I am creating a client server application and now I am dealing with a most simple way to get some of the classes serialized, delivered to other side, and put back into class that I can work with later.
I realize this is not simple, some might say impossible in low level languages like C or C++, but it actually is doable with lot of coding. I am wondering if someone else already didn't create a solution for this, which is portable and works so that I don't need to reinvent a wheel.
Currently my solution (maybe a bit too complex):
Every class that is meant to be serialized and deserialized is inherited from abstract class Serializable
which contains 2 functions:
QHash<QString, QVariant> ToHash();
void LoadHash(QHash<QString, QVariant> hash);
First function creates a QHash which contains all public and private variables. Second function loads this hash and fills the values where they belong. So that I can turn every structure I need to serialize to QHash
and back as I need.
Now the tricky part is to deliver this to other side over network.
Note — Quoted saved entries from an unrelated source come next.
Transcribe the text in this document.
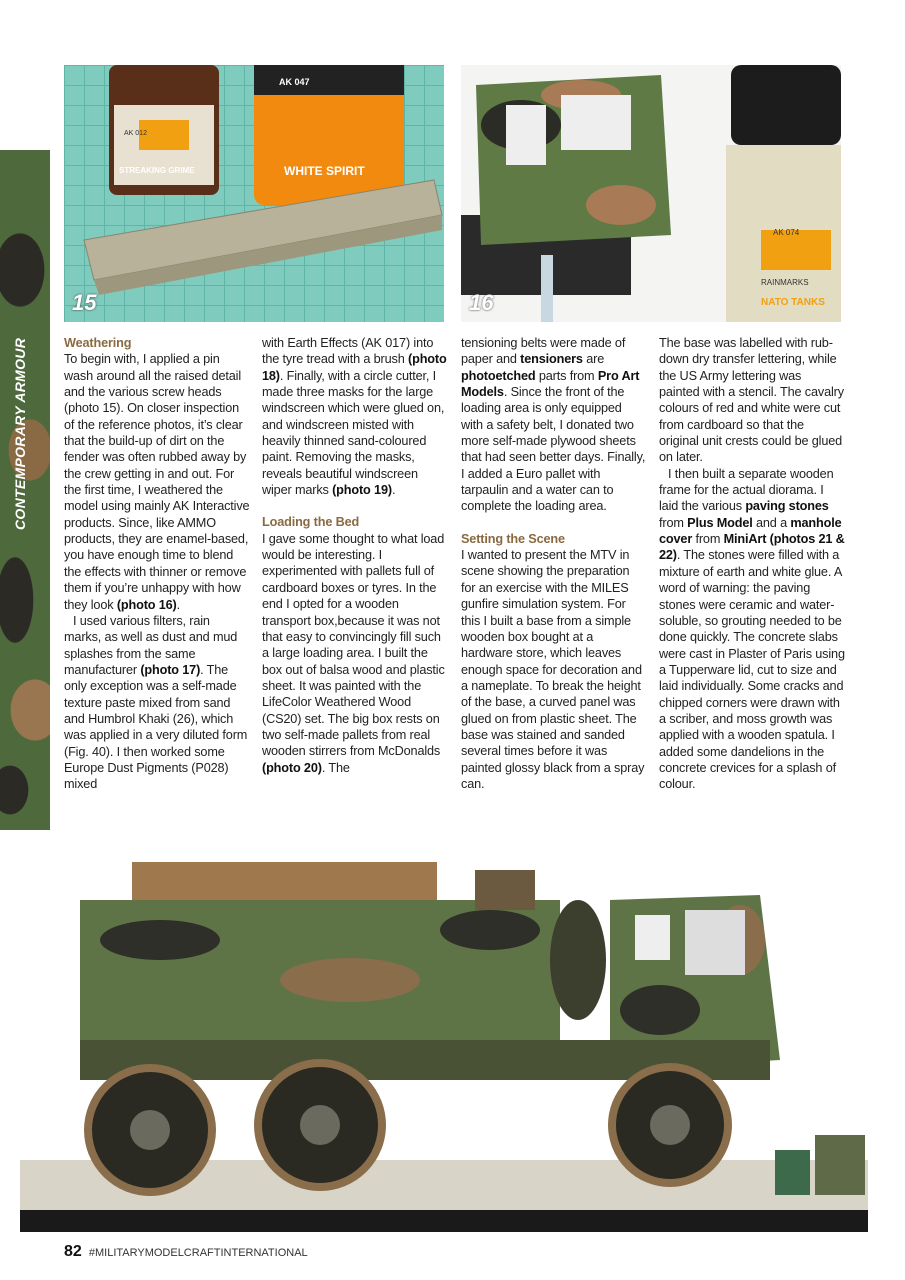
CONTEMPORARY ARMOUR
AK 012
STREAKING GRIME
AK 047
WHITE SPIRIT
15
AK 074
RAINMARKS
NATO TANKS
16
Weathering

To begin with, I applied a pin wash around all the raised detail and the various screw heads (photo 15). On closer inspection of the reference photos, it’s clear that the build-up of dirt on the fender was often rubbed away by the crew getting in and out. For the first time, I weathered the model using mainly AK Interactive products. Since, like AMMO products, they are enamel-based, you have enough time to blend the effects with thinner or remove them if you’re unhappy with how they look (photo 16).

I used various filters, rain marks, as well as dust and mud splashes from the same manufacturer (photo 17). The only exception was a self-made texture paste mixed from sand and Humbrol Khaki (26), which was applied in a very diluted form (Fig. 40). I then worked some Europe Dust Pigments (P028) mixed

with Earth Effects (AK 017) into the tyre tread with a brush (photo 18). Finally, with a circle cutter, I made three masks for the large windscreen which were glued on, and windscreen misted with heavily thinned sand-coloured paint. Removing the masks, reveals beautiful windscreen wiper marks (photo 19).

Loading the Bed

I gave some thought to what load would be interesting. I experimented with pallets full of cardboard boxes or tyres. In the end I opted for a wooden transport box,because it was not that easy to convincingly fill such a large loading area. I built the box out of balsa wood and plastic sheet. It was painted with the LifeColor Weathered Wood (CS20) set. The big box rests on two self-made pallets from real wooden stirrers from McDonalds (photo 20). The

tensioning belts were made of paper and tensioners are photoetched parts from Pro Art Models. Since the front of the loading area is only equipped with a safety belt, I donated two more self-made plywood sheets that had seen better days. Finally, I added a Euro pallet with tarpaulin and a water can to complete the loading area.

Setting the Scene

I wanted to present the MTV in scene showing the preparation for an exercise with the MILES gunfire simulation system. For this I built a base from a simple wooden box bought at a hardware store, which leaves enough space for decoration and a nameplate. To break the height of the base, a curved panel was glued on from plastic sheet. The base was stained and sanded several times before it was painted glossy black from a spray can.

The base was labelled with rub-down dry transfer lettering, while the US Army lettering was painted with a stencil. The cavalry colours of red and white were cut from cardboard so that the original unit crests could be glued on later.

I then built a separate wooden frame for the actual diorama. I laid the various paving stones from Plus Model and a manhole cover from MiniArt (photos 21 & 22). The stones were filled with a mixture of earth and white glue. A word of warning: the paving stones were ceramic and water-soluble, so grouting needed to be done quickly. The concrete slabs were cast in Plaster of Paris using a Tupperware lid, cut to size and laid individually. Some cracks and chipped corners were drawn with a scriber, and moss growth was applied with a wooden spatula. I added some dandelions in the concrete crevices for a splash of colour.

82 #MILITARYMODELCRAFTINTERNATIONAL
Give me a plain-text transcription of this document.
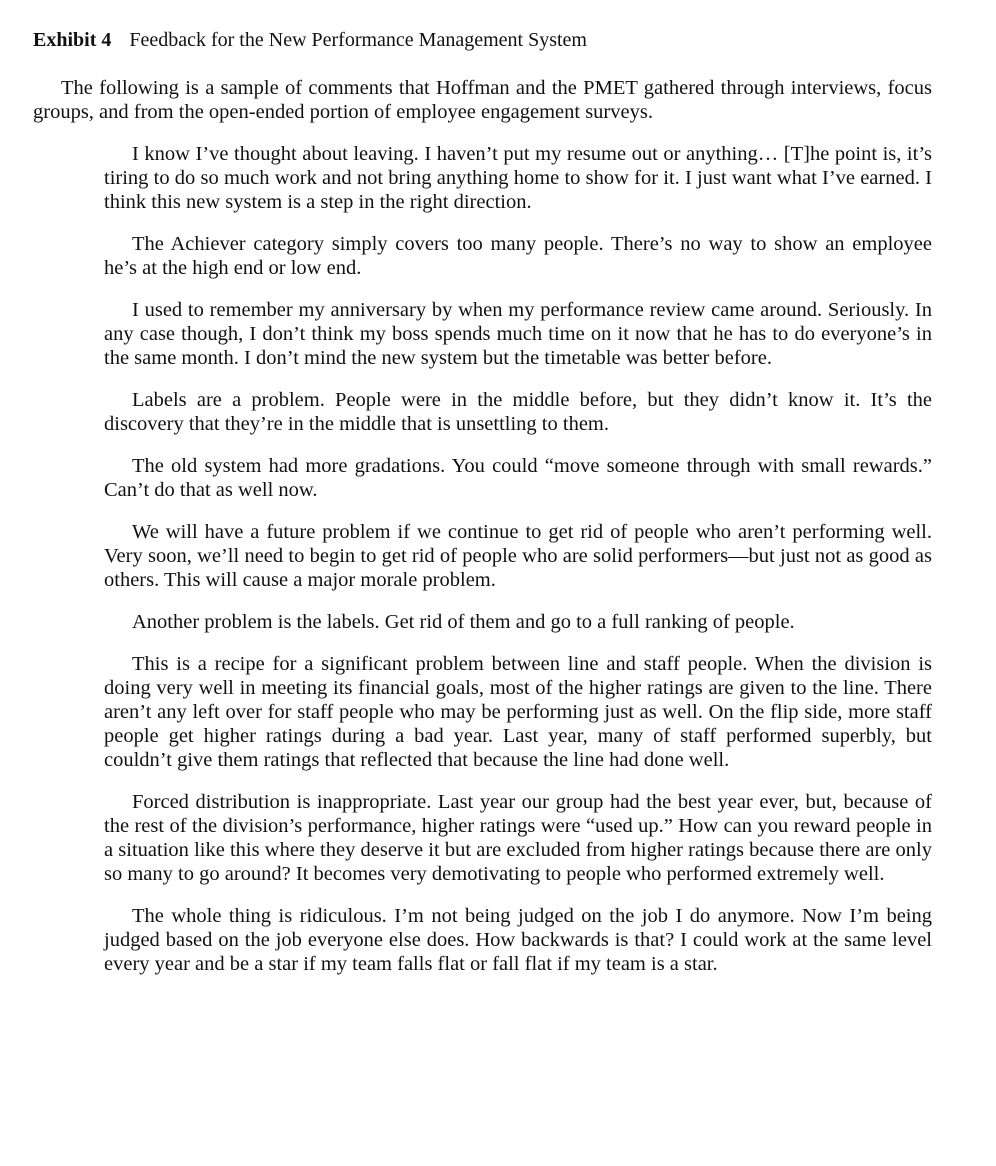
Exhibit 4 Feedback for the New Performance Management System

The following is a sample of comments that Hoffman and the PMET gathered through interviews, focus groups, and from the open-ended portion of employee engagement surveys.

I know I’ve thought about leaving. I haven’t put my resume out or anything… [T]he point is, it’s tiring to do so much work and not bring anything home to show for it. I just want what I’ve earned. I think this new system is a step in the right direction.

The Achiever category simply covers too many people. There’s no way to show an employee he’s at the high end or low end.

I used to remember my anniversary by when my performance review came around. Seriously. In any case though, I don’t think my boss spends much time on it now that he has to do everyone’s in the same month. I don’t mind the new system but the timetable was better before.

Labels are a problem. People were in the middle before, but they didn’t know it. It’s the discovery that they’re in the middle that is unsettling to them.

The old system had more gradations. You could “move someone through with small rewards.” Can’t do that as well now.

We will have a future problem if we continue to get rid of people who aren’t performing well. Very soon, we’ll need to begin to get rid of people who are solid performers—but just not as good as others. This will cause a major morale problem.

Another problem is the labels. Get rid of them and go to a full ranking of people.

This is a recipe for a significant problem between line and staff people. When the division is doing very well in meeting its financial goals, most of the higher ratings are given to the line. There aren’t any left over for staff people who may be performing just as well. On the flip side, more staff people get higher ratings during a bad year. Last year, many of staff performed superbly, but couldn’t give them ratings that reflected that because the line had done well.

Forced distribution is inappropriate. Last year our group had the best year ever, but, because of the rest of the division’s performance, higher ratings were “used up.” How can you reward people in a situation like this where they deserve it but are excluded from higher ratings because there are only so many to go around? It becomes very demotivating to people who performed extremely well.

The whole thing is ridiculous. I’m not being judged on the job I do anymore. Now I’m being judged based on the job everyone else does. How backwards is that? I could work at the same level every year and be a star if my team falls flat or fall flat if my team is a star.
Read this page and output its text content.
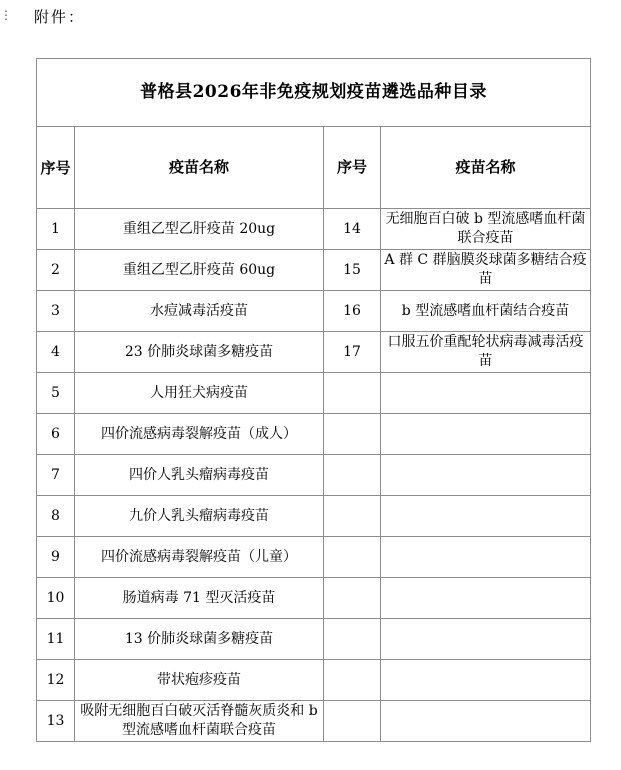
⋮ 附件：
普格县2026年非免疫规划疫苗遴选品种目录			
序号	疫苗名称	序号	疫苗名称
1	重组乙型乙肝疫苗 20ug	14	无细胞百白破 b 型流感嗜血杆菌联合疫苗
2	重组乙型乙肝疫苗 60ug	15	A 群 C 群脑膜炎球菌多糖结合疫苗
3	水痘减毒活疫苗	16	b 型流感嗜血杆菌结合疫苗
4	23 价肺炎球菌多糖疫苗	17	口服五价重配轮状病毒减毒活疫苗
5	人用狂犬病疫苗		
6	四价流感病毒裂解疫苗（成人）		
7	四价人乳头瘤病毒疫苗		
8	九价人乳头瘤病毒疫苗		
9	四价流感病毒裂解疫苗（儿童）		
10	肠道病毒 71 型灭活疫苗		
11	13 价肺炎球菌多糖疫苗		
12	带状疱疹疫苗		
13	吸附无细胞百白破灭活脊髓灰质炎和 b 型流感嗜血杆菌联合疫苗		
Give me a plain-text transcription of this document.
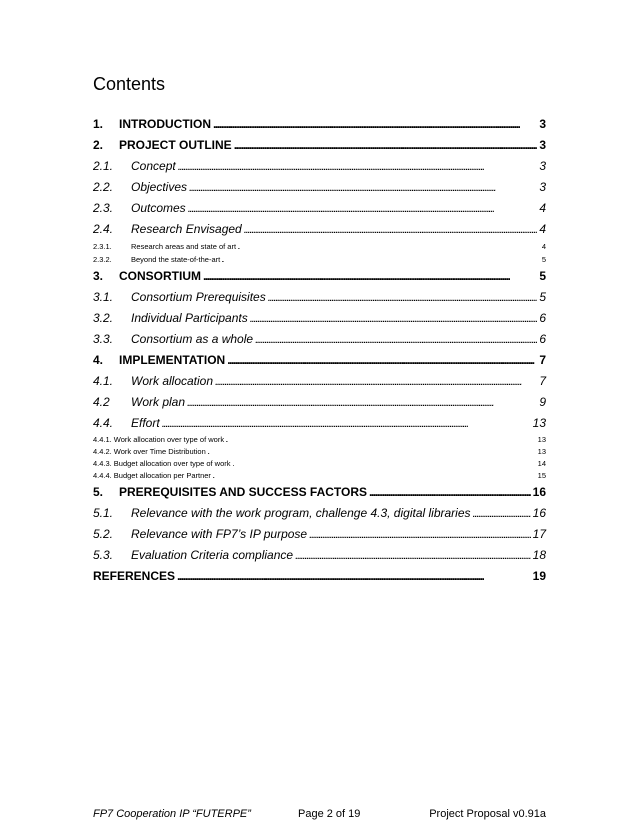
Contents
1.	INTRODUCTION . . .	3
2.	PROJECT OUTLINE . . .	3
2.1.	Concept . . .	3
2.2.	Objectives . . .	3
2.3.	Outcomes . . .	4
2.4.	Research Envisaged . . .	4
2.3.1.	Research areas and state of art . . .	4
2.3.2.	Beyond the state-of-the-art . . .	5
3.	CONSORTIUM . . .	5
3.1.	Consortium Prerequisites . . .	5
3.2.	Individual Participants . . .	6
3.3.	Consortium as a whole . . .	6
4.	IMPLEMENTATION . . .	7
4.1.	Work allocation . . .	7
4.2	Work plan . . .	9
4.4.	Effort . . .	13
4.4.1. Work allocation over type of work . . .	13
4.4.2. Work over Time Distribution . . .	13
4.4.3. Budget allocation over type of work . . .	14
4.4.4. Budget allocation per Partner . . .	15
5.	PREREQUISITES AND SUCCESS FACTORS . . .	16
5.1.	Relevance with the work program, challenge 4.3, digital libraries . . .	16
5.2.	Relevance with FP7’s IP purpose . . .	17
5.3.	Evaluation Criteria compliance . . .	18
REFERENCES . . .	19
FP7 Cooperation IP “FUTERPE”	Page 2 of 19	Project Proposal v0.91a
I decided to create a super simple TCP protocol for this.
I can use QDataStream
in order to convert this QHash
into a byte array and (the documentation says that, although I am afraid there might be some hidden caveat) back into QHash
using the same class.
That means, I have a way to serialize structures to QByteArray
's and I can convert them back, now I need to send and receive them.
Because I am transferring binary data I decided not to use some sort of separator for these "data blocks" because I don't want to mess up with complicated escaping of these separators, instead I decided to create a fixed-size header (I store byte size in constant called HEADER_SIZE
, currently it's 8 bytes). The size of header must be same on client and server.
What I am going to do is that I take the generated QByteArray
(serialized class), get its size and create header from it which is long exactly HEADER_SIZE
bytes, put a real size of serialized structure in there and prepend it to the QByteArray
. Then I send this array to other side.
On other side I am waiting for first HEADER_SIZE
bytes and then get exactly as many bytes as described in header, forming the QHash
back from it. (I don't have this code yet, it's just a theoretical algorithm right now).
Is this a right way to do this? Isn't there more simple way? Or something that already handles this problem for me? Are there some caveats I should be aware of?